Feeling the Seasonal Rhythm

The closer I am to nature the happier I am. I love to be alone with the winds that come up from the other side of the world, to be alone with these hills, some of the oldest on our planet. I like to feel the seasonal rhythm, to be conscious of the rising sap in spring, the maturing of the growth in summer, the tonic of the autumn, the sleep of winter.

Robert Gibbings from Coming Down The Wye

Yesterday I heard the naturalist and writer Sir John Lister Kaye on the radio. His new book ‘At The Water’s Edge’ is about the circular walk that he has walked daily for the last thirty years. He advocates making a connection to the minutiae of nature. I can’t manage the same walk every day, but I did manage  several short walks at the end of last week and also yesterday.

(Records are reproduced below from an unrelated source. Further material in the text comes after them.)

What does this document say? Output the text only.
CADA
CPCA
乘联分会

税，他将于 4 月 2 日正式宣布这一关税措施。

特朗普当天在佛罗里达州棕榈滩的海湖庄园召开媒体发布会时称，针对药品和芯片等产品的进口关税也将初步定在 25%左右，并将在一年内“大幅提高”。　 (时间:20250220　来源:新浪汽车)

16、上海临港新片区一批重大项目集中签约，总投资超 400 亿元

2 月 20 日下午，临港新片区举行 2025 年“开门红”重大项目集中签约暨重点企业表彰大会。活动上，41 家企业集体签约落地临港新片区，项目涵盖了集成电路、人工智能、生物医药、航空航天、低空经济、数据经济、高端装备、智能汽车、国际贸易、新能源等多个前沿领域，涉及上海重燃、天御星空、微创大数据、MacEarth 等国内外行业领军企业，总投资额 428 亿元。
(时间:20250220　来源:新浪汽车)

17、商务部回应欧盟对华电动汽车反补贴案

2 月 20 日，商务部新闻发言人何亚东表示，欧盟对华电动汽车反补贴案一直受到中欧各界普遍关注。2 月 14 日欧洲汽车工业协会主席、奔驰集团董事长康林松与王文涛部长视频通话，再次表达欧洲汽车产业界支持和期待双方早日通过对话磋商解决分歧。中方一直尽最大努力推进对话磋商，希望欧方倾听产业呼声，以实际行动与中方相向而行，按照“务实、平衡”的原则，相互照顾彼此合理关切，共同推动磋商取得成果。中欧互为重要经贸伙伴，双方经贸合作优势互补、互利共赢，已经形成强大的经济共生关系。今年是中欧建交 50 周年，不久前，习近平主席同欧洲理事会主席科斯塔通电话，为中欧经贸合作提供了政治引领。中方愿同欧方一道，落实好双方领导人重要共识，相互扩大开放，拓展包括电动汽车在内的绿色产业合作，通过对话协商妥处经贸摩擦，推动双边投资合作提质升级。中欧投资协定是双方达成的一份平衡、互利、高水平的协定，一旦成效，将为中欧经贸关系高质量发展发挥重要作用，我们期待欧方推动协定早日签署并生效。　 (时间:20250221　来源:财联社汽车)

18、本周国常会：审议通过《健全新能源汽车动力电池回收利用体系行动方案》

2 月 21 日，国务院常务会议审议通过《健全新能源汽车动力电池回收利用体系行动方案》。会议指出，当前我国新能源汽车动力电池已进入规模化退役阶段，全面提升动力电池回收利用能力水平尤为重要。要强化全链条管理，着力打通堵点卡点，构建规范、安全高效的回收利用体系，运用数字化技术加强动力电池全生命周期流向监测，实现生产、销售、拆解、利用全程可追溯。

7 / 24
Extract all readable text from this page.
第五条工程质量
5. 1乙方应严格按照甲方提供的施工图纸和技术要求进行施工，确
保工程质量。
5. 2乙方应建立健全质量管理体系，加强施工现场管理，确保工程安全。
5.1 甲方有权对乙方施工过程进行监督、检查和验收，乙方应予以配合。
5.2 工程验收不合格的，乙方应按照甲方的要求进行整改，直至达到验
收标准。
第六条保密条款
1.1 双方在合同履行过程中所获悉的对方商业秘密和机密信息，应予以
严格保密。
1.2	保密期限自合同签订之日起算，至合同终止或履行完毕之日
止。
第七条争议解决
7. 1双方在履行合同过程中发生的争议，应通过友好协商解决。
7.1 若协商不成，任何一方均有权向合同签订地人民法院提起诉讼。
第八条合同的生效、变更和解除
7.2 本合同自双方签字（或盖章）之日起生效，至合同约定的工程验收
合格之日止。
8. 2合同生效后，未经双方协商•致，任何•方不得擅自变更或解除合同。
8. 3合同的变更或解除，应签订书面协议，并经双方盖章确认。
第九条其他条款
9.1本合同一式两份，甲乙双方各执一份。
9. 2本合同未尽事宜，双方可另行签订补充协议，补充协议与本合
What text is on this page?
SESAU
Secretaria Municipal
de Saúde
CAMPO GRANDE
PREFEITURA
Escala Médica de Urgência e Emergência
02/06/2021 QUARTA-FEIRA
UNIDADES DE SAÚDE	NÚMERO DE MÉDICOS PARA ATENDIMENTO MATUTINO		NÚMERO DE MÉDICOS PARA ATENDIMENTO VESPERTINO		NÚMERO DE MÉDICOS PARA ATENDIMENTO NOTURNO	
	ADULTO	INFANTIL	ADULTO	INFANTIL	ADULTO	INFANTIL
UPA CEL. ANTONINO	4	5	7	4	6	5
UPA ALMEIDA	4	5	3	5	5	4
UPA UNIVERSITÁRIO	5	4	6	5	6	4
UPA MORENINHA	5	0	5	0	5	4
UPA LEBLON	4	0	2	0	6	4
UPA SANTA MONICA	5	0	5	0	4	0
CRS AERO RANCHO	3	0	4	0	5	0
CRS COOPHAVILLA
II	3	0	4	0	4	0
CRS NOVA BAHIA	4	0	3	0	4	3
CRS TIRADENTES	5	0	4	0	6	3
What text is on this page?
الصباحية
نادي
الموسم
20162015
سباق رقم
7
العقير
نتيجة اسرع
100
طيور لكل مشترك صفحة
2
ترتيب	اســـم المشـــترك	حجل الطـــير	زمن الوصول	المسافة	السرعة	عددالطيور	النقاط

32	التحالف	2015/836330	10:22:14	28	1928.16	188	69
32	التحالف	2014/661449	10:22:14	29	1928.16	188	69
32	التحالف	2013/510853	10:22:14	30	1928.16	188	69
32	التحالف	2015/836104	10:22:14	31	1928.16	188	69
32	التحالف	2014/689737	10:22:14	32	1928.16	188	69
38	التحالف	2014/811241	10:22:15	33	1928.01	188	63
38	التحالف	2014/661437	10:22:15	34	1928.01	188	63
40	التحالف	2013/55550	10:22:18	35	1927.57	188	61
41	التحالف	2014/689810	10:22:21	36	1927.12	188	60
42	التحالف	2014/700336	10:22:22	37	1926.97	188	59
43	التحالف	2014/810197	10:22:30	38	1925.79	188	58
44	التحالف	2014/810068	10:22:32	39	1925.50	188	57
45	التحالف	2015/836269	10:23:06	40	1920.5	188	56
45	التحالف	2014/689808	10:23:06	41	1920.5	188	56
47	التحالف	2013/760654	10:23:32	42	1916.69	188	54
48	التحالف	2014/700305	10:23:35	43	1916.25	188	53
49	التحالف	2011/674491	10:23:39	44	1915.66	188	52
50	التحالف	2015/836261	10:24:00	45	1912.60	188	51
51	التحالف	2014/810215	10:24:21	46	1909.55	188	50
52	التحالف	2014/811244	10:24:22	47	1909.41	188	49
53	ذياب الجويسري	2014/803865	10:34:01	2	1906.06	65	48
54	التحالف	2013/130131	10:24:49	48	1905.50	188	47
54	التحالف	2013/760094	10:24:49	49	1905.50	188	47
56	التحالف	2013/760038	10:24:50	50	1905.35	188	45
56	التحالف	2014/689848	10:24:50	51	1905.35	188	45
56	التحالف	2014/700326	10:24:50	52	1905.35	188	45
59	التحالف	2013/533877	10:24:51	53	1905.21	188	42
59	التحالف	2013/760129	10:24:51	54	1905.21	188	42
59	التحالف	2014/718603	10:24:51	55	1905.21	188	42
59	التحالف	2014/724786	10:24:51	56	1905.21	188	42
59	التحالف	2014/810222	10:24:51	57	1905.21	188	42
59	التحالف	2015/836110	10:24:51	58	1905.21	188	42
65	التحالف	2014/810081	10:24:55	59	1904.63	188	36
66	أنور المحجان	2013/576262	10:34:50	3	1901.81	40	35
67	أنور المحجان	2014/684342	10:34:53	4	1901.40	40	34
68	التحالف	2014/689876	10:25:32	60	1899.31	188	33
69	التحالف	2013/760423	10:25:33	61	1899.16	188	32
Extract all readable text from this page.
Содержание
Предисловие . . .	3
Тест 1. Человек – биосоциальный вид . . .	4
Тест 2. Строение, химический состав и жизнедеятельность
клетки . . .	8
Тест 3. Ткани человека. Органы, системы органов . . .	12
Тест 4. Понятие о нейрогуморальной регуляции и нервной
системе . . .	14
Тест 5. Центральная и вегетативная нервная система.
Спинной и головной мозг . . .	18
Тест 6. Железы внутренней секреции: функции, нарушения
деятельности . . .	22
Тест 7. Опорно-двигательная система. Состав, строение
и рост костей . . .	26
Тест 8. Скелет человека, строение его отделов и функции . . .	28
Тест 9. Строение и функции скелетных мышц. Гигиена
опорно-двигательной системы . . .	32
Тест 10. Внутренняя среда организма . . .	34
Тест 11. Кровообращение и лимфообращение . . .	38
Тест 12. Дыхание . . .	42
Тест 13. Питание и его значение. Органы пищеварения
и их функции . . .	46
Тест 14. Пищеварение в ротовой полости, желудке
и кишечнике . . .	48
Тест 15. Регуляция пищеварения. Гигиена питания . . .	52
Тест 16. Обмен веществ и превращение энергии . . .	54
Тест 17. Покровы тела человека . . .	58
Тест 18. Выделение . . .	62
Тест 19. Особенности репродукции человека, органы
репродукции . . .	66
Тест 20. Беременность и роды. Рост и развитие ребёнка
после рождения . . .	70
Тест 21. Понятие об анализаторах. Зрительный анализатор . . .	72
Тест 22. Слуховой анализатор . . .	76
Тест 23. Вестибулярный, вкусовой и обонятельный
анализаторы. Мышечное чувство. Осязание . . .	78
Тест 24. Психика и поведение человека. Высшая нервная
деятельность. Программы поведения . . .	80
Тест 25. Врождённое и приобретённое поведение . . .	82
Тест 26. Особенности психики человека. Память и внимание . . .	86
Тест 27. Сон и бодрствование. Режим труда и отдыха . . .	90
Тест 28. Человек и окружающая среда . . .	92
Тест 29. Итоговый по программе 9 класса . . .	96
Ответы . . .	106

One down to the Cove and the others up to the Pepper Pot, in various company but always around sunset.

In Eaves Wood a new area has been fenced off and coppiced…

Our unexpectedly wintery winter continues and conditions change at the Pepper Pot from day to day…

  The sunsets have not been as spectacular as they can be, but satisfying none the less…

At the cove the interplay between sky and water, clouds and river channel are endlessly fascinating. It’s a very peaceful spot and ‘the inevitable heron’ is once again regularly present. It could be a different heron each time of course.

I’ve read both of the Robert Gibbings books which I bought over t’internet. Perhaps the best recommendation I can give is simply to say that I have every intention of seeking out some of his other books. They are very gentle books, full of anecdotes. Although he clearly has an affinity for water, it’s clearly not the only liquid that he’s fond of and his stories are as often from the bar at his local pub as from the riverbank. Of the two I read I think that ‘Coming Down the Wye’ is the most satisfying. The woodcuts in both are excellent.